After such a tiring day we were not pleased when Aristodes was once again demanding I cooked his food asap, so again using the fire in an old lady's hut to cook our pasta we were surrounded by guinea pigs and a friendly family asking us all sorts of questions.
 
Day 6
Aristides slept in our tent that night and when Jamie was awoken by him crawling out of the tent at 4am to do a runner with the mule we were not best pleased. Basically we were not supposed to be leaving until 6am yet he very suspiciously had packed everything up and tacked the mule up by 4am -. We can't prove it but it was obvious he was going to do a runner as the route back to his village went directly from that campsite yet he was supposed to be taking us 4 hours the other way as that was what we had paid him to do. Also the night before he had asked for extra money to take us those 4 hours the next day even when we had paid him more than enough already to take us to that point.
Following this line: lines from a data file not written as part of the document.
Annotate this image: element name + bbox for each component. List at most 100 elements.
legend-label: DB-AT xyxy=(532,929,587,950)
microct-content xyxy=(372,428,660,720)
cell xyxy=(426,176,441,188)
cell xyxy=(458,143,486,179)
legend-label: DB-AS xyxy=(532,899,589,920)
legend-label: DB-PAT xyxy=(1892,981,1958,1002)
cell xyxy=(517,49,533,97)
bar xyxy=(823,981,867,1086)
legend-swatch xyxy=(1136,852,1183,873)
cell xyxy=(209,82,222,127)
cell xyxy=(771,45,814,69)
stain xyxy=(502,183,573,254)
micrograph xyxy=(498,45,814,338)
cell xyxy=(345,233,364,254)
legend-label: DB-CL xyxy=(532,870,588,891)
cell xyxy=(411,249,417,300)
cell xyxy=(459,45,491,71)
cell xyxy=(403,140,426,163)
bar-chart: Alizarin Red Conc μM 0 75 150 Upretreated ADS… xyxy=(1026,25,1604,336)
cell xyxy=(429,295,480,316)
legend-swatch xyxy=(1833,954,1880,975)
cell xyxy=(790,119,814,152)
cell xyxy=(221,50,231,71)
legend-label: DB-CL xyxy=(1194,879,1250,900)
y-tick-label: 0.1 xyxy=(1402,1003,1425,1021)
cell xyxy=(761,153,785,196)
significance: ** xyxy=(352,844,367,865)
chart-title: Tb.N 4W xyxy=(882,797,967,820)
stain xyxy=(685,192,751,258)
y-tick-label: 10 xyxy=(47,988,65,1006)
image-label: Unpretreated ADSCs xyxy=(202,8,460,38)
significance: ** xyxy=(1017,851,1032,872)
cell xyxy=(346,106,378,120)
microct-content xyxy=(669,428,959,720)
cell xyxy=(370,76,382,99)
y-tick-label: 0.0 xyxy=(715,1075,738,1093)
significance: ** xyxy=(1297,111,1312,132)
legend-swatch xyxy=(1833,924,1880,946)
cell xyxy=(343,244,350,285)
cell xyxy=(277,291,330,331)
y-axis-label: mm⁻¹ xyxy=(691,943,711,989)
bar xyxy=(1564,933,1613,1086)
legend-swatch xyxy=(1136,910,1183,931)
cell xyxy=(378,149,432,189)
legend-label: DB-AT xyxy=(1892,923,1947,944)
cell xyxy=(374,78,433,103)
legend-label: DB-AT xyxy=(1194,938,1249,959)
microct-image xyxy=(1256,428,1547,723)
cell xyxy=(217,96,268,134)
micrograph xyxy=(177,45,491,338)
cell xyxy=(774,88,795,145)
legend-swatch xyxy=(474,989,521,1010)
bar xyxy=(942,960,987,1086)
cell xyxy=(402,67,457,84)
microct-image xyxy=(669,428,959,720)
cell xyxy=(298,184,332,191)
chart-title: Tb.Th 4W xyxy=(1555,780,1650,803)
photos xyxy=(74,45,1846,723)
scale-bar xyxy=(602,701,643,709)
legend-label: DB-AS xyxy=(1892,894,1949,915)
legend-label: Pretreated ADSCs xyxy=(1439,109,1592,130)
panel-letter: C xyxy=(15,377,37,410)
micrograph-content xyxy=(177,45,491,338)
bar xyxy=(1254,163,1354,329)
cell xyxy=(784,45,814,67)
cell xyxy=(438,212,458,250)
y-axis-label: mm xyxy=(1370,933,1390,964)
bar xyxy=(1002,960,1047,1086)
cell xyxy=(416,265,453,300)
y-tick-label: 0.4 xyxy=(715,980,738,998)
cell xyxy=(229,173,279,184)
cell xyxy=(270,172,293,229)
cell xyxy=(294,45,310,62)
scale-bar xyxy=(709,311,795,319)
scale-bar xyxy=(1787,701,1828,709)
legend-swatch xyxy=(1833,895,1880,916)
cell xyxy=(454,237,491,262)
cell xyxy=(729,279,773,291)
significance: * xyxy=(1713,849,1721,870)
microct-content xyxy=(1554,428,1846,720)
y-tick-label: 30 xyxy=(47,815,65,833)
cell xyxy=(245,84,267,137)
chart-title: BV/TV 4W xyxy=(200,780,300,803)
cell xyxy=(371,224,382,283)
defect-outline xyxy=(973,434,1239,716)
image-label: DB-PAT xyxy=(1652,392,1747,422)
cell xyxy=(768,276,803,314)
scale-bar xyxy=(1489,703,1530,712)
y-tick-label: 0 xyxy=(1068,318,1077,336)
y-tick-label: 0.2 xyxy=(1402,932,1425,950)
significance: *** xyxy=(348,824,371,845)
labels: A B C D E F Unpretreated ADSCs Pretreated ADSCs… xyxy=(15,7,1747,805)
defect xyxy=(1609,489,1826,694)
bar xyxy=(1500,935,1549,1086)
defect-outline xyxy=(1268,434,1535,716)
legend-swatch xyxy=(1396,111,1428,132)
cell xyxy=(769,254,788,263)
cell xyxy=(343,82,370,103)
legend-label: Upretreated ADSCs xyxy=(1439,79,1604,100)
So off we went, once again using the moonlight to guide is along the rocky path not letting Aristides out of our sight the whole 3 hr way to La Playa. La Playa was the first village where there was transport links that we had been to for 6 days so after we said goodbye to Aristides and his mule, Jamie carried on walking another 4 hours to HydroElectrica passing yet more ruins and I took all the bags and waited for a combi (minibus taxi which fits as many people as it possibly can in) to take me to Santa Theresa and then caught another combi to HydroElectrica. I waited for the train to take me to Aguas Calientes and Jamie walked the train line determined not to use any form of transport until after he had been to Machu Picchu.
We luckily met up in Aguas Calientes (the tourist hot spot of south America) and found a campsite en route to Machu Picchu. By now we were feeling pretty gross, no shower for a week, legs bitten and scratched to shreds but looking forward to Machu Picchu tomorrow.
 
Day 7
Early start as we walked up the path to Machu Picchu (unlike 99% of the other lazy tourists who caught a bus up there) and eagerly waited for the gates to open at 6am. There was no chance of seeing the sun rise as the clouds covered the sky. Jamie will write the rest later as I think my fingers are going to seize up from so much typing!